Вилли не выдержал, поторопил:
— Ну и что стало с Гансом?
Хётль сокрушенно вздохнул:
— Разбился.
Вилли чуть не сполз со стула от смеха; Ойген, криво усмехнувшись, заметил:
— Как только мы отбросим русских от Берлина, надо уничтожить всю еврейскую сволочь. Слишком мы с ними церемонились. Лагеря строили для этих свиней. В печь, всех в печь, а некоторых отстреливать из мелкокалиберных винтовок! Пусть наши мальчики из «гитлерюгенда» набивают руку…
Штирлиц поднялся, обратился к Хётлю:
— Дружище, не составите мне компанию? Я обычно гуляю перед сном…
— С удовольствием, штандартенфюрер…
— За ворота штандартенфюреру выходить нельзя, — сказал Ойген, по-прежнему тяжело глядя на Штирлица, хотя обращался к Хётлю. — Ему постоянно угрожает опасность, мы прикомандированы к нему для охраны группенфюрером Мюллером.
Хётль, поднимаясь, спросил:
— А партайгеноссе Кальтенбруннер в курсе вашей командировки?
«Оп, — подумал Штирлиц. — Хороший вопрос».
— Он знает, — ответил Ойген. — В Берлине знают. Мы прибыли, чтобы проследить за организацией специального хранилища для партийного архива — личное поручение рейхсляйтера Бормана. А для этого нам придется чуть-чуть поиграть с дядей Сэмом, надо проверить, не пробовал ли он сунуть сюда свой горбатый нос…

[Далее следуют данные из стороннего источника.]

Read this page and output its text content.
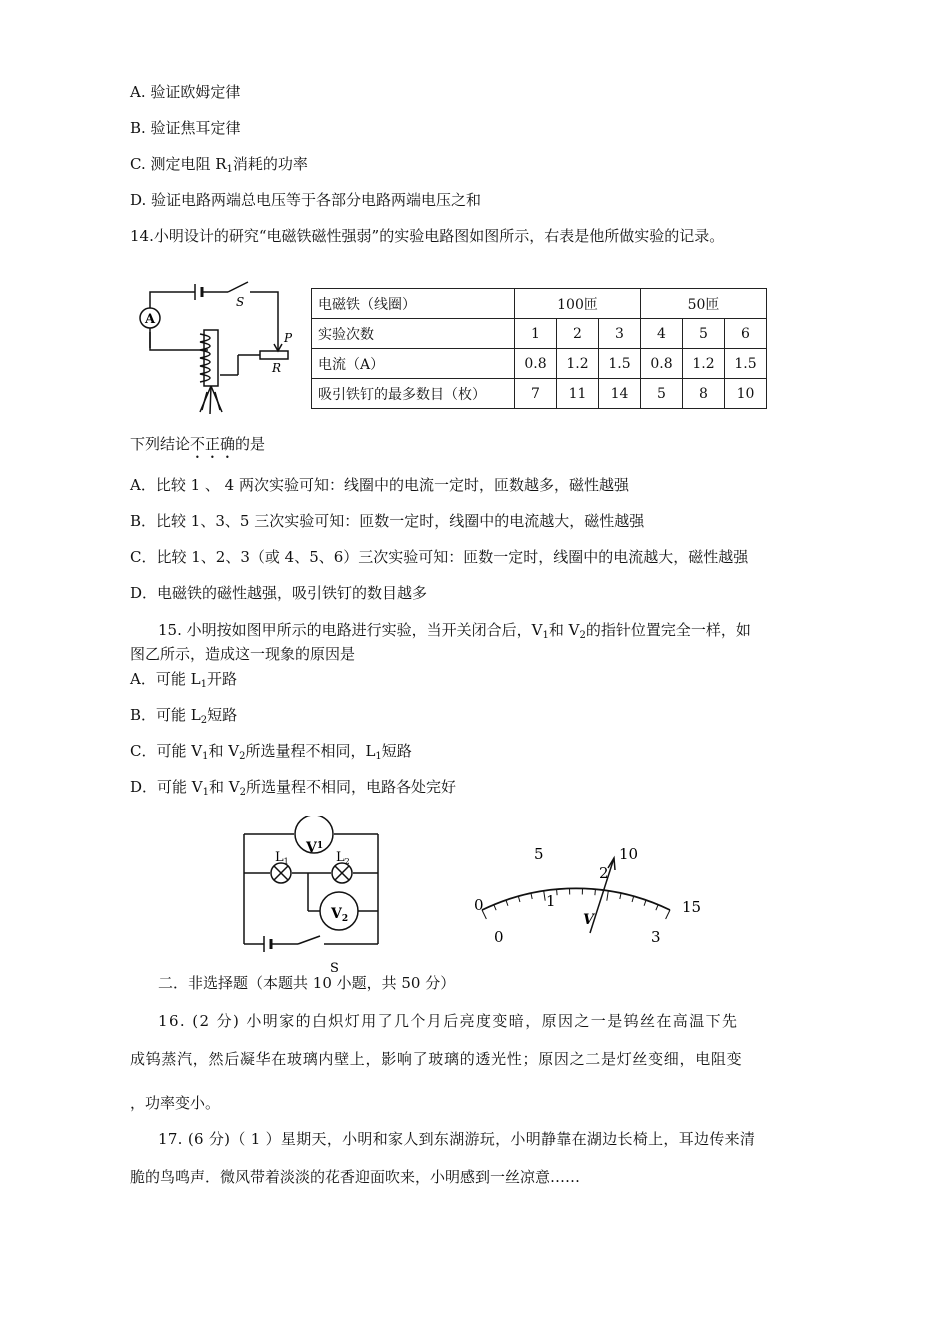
A. 验证欧姆定律
B. 验证焦耳定律
C. 测定电阻 $R_1$消耗的功率
D. 验证电路两端总电压等于各部分电路两端电压之和
14.小明设计的研究“电磁铁磁性强弱”的实验电路图如图所示，右表是他所做实验的记录。
A
S
P
R
电磁铁（线圈）	100匝			50匝		
实验次数	1	2	3	4	5	6
电流（A）	0.8	1.2	1.5	0.8	1.2	1.5
吸引铁钉的最多数目（枚）	7	11	14	5	8	10
下列结论不正确的是
A．比较 1 、 4 两次实验可知：线圈中的电流一定时，匝数越多，磁性越强
B．比较 1、3、5 三次实验可知：匝数一定时，线圈中的电流越大，磁性越强
C．比较 1、2、3（或 4、5、6）三次实验可知：匝数一定时，线圈中的电流越大，磁性越强
D．电磁铁的磁性越强，吸引铁钉的数目越多
15. 小明按如图甲所示的电路进行实验，当开关闭合后，$V_1$和 $V_2$的指针位置完全一样，如
图乙所示，造成这一现象的原因是
A．可能 $L_1$开路
B．可能 $L_2$短路
C．可能 $V_1$和 $V_2$所选量程不相同，$L_1$短路
D．可能 $V_1$和 $V_2$所选量程不相同，电路各处完好
$V^1$
$L_1$	$L_2$
$V_2$
S
0
5	10
15
0
1
2
3
V
二．非选择题（本题共 10 小题，共 50 分）
16. (2 分) 小明家的白炽灯用了几个月后亮度变暗，原因之一是钨丝在高温下先
成钨蒸汽，然后凝华在玻璃内壁上，影响了玻璃的透光性；原因之二是灯丝变细，电阻变
，功率变小。
17. (6 分)（ 1 ）星期天，小明和家人到东湖游玩，小明静靠在湖边长椅上，耳边传来清
脆的鸟鸣声．微风带着淡淡的花香迎面吹来，小明感到一丝凉意……
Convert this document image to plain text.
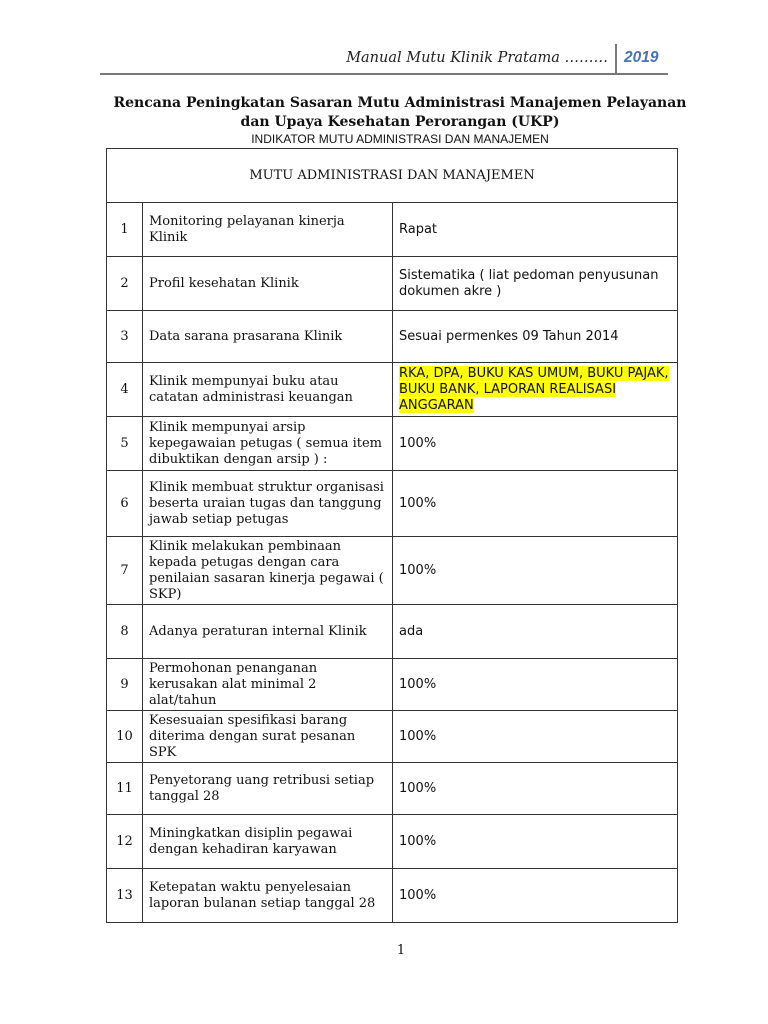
Manual Mutu Klinik Pratama ……… 2019
Rencana Peningkatan Sasaran Mutu Administrasi Manajemen Pelayanan
dan Upaya Kesehatan Perorangan (UKP)
INDIKATOR MUTU ADMINISTRASI DAN MANAJEMEN
MUTU ADMINISTRASI DAN MANAJEMEN		
1	Monitoring pelayanan kinerja Klinik	Rapat
2	Profil kesehatan Klinik	Sistematika ( liat pedoman penyusunan dokumen akre )
3	Data sarana prasarana Klinik	Sesuai permenkes 09 Tahun 2014
4	Klinik mempunyai buku atau catatan administrasi keuangan	RKA, DPA, BUKU KAS UMUM, BUKU PAJAK, BUKU BANK, LAPORAN REALISASI ANGGARAN
5	Klinik mempunyai arsip kepegawaian petugas ( semua item dibuktikan dengan arsip ) :	100%
6	Klinik membuat struktur organisasi beserta uraian tugas dan tanggung jawab setiap petugas	100%
7	Klinik melakukan pembinaan kepada petugas dengan cara penilaian sasaran kinerja pegawai ( SKP)	100%
8	Adanya peraturan internal Klinik	ada
9	Permohonan penanganan kerusakan alat minimal 2 alat/tahun	100%
10	Kesesuaian spesifikasi barang diterima dengan surat pesanan SPK	100%
11	Penyetorang uang retribusi setiap tanggal 28	100%
12	Miningkatkan disiplin pegawai dengan kehadiran karyawan	100%
13	Ketepatan waktu penyelesaian laporan bulanan setiap tanggal 28	100%
1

– Ах так, – ответил Хётль. – Что ж, мы все к вашим услугам…
…Гуляя по парку, Штирлиц долго не произносил ни слова; звезды в небе были близкими, зелеными; тревожно перемигивались, и было в этом что-то судорожное, предутреннее, когда расстаются любимые, и вот-вот начнет светать, и настанет безнадежность и пустота, и во всем будет ощущаться тревога, а после того как щелкнет замок двери и ты останешься один, воспоминания нахлынут на тебя, и ты с ужасом поймешь, что тебе сорок пять, и жизнь прошла, не надо обольщаться, хотя это — главное человеческое качество, а еще — ожидание чуда, но ведь их не бывает более, чудес-то…
— Хётль, — сказал Штирлиц, — для того чтобы я смог успешно провести дело, порученное мне, я хочу рассчитывать на вашу помощь.
— Польщен, штандартенфюрер. Я к вашим услугам.
— Расскажите про ваших коллег. Кого бы из них вы порекомендовали мне для выполнения заданий центра?
— Прошу простить, мне было бы легче давать им оценки, зная, каким должно быть задание…
— Сложным, — ответил Штирлиц.
— Я начну с Докса, — сказал Хётль. — Он живет здесь с сорок второго года, с первых дней организации этого радиоцентра. Великолепный работник, бесконечно предан делу фюрера, примерный семьянин; горнолыжник, стрелок, безупречен в поведении…
Штирлиц поморщился:
— Хётль, я читал его анкету, не надо повторять штампы, за которыми ничего нет. Меня, например, интересует, за что он получил порицание обергруппенфюрера Кальтенбруннера в сорок третьем году?
— Не знаю, штандартенфюрер. Я тогда был на фронте.